Logo: Civil Discourse, An American Legacy Toolkit
A photo from the March on Washington, D.C. during the American Civil Rights Movement.

Civil Rights

Since its founding, the Constitution has been used, challenged, and made more perfect. All of this has been done to secure civil rights for groups whose rights have not always been protected. Explore the history of civil rights in America from its founding to today. How did Reconstruction amendments, civil rights legislation, and court cases like Brown v. the Board of Education shape the evolution of American civil rights? What issues still remain today? Prepare to engage in discourse on our country’s history with civil rights and what that means today and in the future.

Podcasts & Videos

Frederick Douglass's Speech: Civil Rights, Part 2

  1. Watch and listen to the 60-Second Civics video below. If you'd like, you can also read along using the script that appears below the quiz. Or you can turn on the video's subtitles and read while watching the video.
  2. Take the Daily Civics Quiz. If you get the question wrong, watch the video again or read the script and try again.
Episode Description
Dr. Donna Phillips: Welcome to the 60-Second Civics daily podcast on the Center for Civic Education. I'm Donna Phillips. Today we continue our series on civil rights, for the Civil Discourse: An American Legacy Project. We are joined by special guest Dr. Lester Brooks, American history professor emeritus from Anne Arundel Community College. Welcome back Dr. Brooks.
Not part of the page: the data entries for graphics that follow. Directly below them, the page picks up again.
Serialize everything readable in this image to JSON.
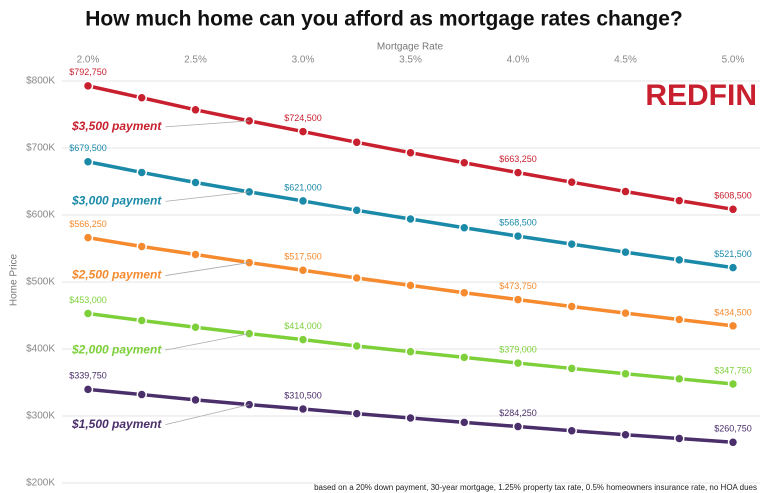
{
  "chart_data": {
    "type": "line",
    "title": "How much home can you afford as mortgage rates change?",
    "x_label": "Mortgage Rate",
    "y_label": "Home Price",
    "logo": "REDFIN",
    "note": "based on a 20% down payment, 30-year mortgage, 1.25% property tax rate, 0.5% homeowners insurance rate, no HOA dues",
    "grid": true,
    "x": [
      2.0,
      2.25,
      2.5,
      2.75,
      3.0,
      3.25,
      3.5,
      3.75,
      4.0,
      4.25,
      4.5,
      4.75,
      5.0
    ],
    "xlim": [
      2.0,
      5.0
    ],
    "xticks": [
      {
        "value": 2.0,
        "label": "2.0%"
      },
      {
        "value": 2.5,
        "label": "2.5%"
      },
      {
        "value": 3.0,
        "label": "3.0%"
      },
      {
        "value": 3.5,
        "label": "3.5%"
      },
      {
        "value": 4.0,
        "label": "4.0%"
      },
      {
        "value": 4.5,
        "label": "4.5%"
      },
      {
        "value": 5.0,
        "label": "5.0%"
      }
    ],
    "ylim": [
      200000,
      800000
    ],
    "yticks": [
      {
        "value": 200000,
        "label": "$200K"
      },
      {
        "value": 300000,
        "label": "$300K"
      },
      {
        "value": 400000,
        "label": "$400K"
      },
      {
        "value": 500000,
        "label": "$500K"
      },
      {
        "value": 600000,
        "label": "$600K"
      },
      {
        "value": 700000,
        "label": "$700K"
      },
      {
        "value": 800000,
        "label": "$800K"
      }
    ],
    "series": [
      {
        "name": "$3,500 payment",
        "color": "#c8202f",
        "values": [
          792750,
          775000,
          757000,
          740500,
          724500,
          708500,
          693000,
          678000,
          663250,
          649000,
          635000,
          621500,
          608500
        ],
        "value_labels": [
          "$792,750",
          null,
          null,
          null,
          "$724,500",
          null,
          null,
          null,
          "$663,250",
          null,
          null,
          null,
          "$608,500"
        ]
      },
      {
        "name": "$3,000 payment",
        "color": "#1a8aa8",
        "values": [
          679500,
          663500,
          648500,
          634500,
          621000,
          607000,
          594000,
          581000,
          568500,
          556500,
          544500,
          533000,
          521500
        ],
        "value_labels": [
          "$679,500",
          null,
          null,
          null,
          "$621,000",
          null,
          null,
          null,
          "$568,500",
          null,
          null,
          null,
          "$521,500"
        ]
      },
      {
        "name": "$2,500 payment",
        "color": "#f58a2e",
        "values": [
          566250,
          553000,
          541000,
          529000,
          517500,
          506000,
          495000,
          484000,
          473750,
          463500,
          453500,
          444000,
          434500
        ],
        "value_labels": [
          "$566,250",
          null,
          null,
          null,
          "$517,500",
          null,
          null,
          null,
          "$473,750",
          null,
          null,
          null,
          "$434,500"
        ]
      },
      {
        "name": "$2,000 payment",
        "color": "#7ed03a",
        "values": [
          453000,
          442500,
          432500,
          423000,
          414000,
          404500,
          396000,
          387500,
          379000,
          371000,
          363000,
          355500,
          347750
        ],
        "value_labels": [
          "$453,000",
          null,
          null,
          null,
          "$414,000",
          null,
          null,
          null,
          "$379,000",
          null,
          null,
          null,
          "$347,750"
        ]
      },
      {
        "name": "$1,500 payment",
        "color": "#4a2f6b",
        "values": [
          339750,
          332000,
          324000,
          317000,
          310500,
          303500,
          297000,
          290500,
          284250,
          278000,
          272000,
          266500,
          260750
        ],
        "value_labels": [
          "$339,750",
          null,
          null,
          null,
          "$310,500",
          null,
          null,
          null,
          "$284,250",
          null,
          null,
          null,
          "$260,750"
        ]
      }
    ]
  }
}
Dr. Lester Brooks: Thank you for having me.

Dr. Donna Phillips: Sure thing. Dr. Brooks, how does Frederick Douglass, his speech, "What to the slave Is the Fourth of July," captured the ongoing struggle for civil rights.

Dr. Lester Brooks: Douglass...this was an incredible speech. He wondered, first of all, why he was introduced or invited to speak. And he spoke brilliantly. He was one of the leaders in the fight to bring about emancipation for slaves. And in the speech, he questioned the idea of blacks celebrating July Fourth. And as far as he was concerned, the July Fourth celebration didn't include the enslaved.

Didn't include blacks because they weren't benefiting from the Declaration of Independence. And he continually talks about the Declaration of Independence in that speech and how he admires the principles that were placed in that came out of that Declaration of Independence. So he deeply appreciated them. And as far as he was concerned, he wanted them to be extended. And but he did have hope.

And that's the good thing that he did see hope for the future of America.

Dr. Donna Phillips: Thank you, Dr. Brooks.

Dr. Lester Brooks: Thank you.

Dr. Donna Phillips: That's all for today's podcast. 60-Second Civics, where civic education only takes a minute.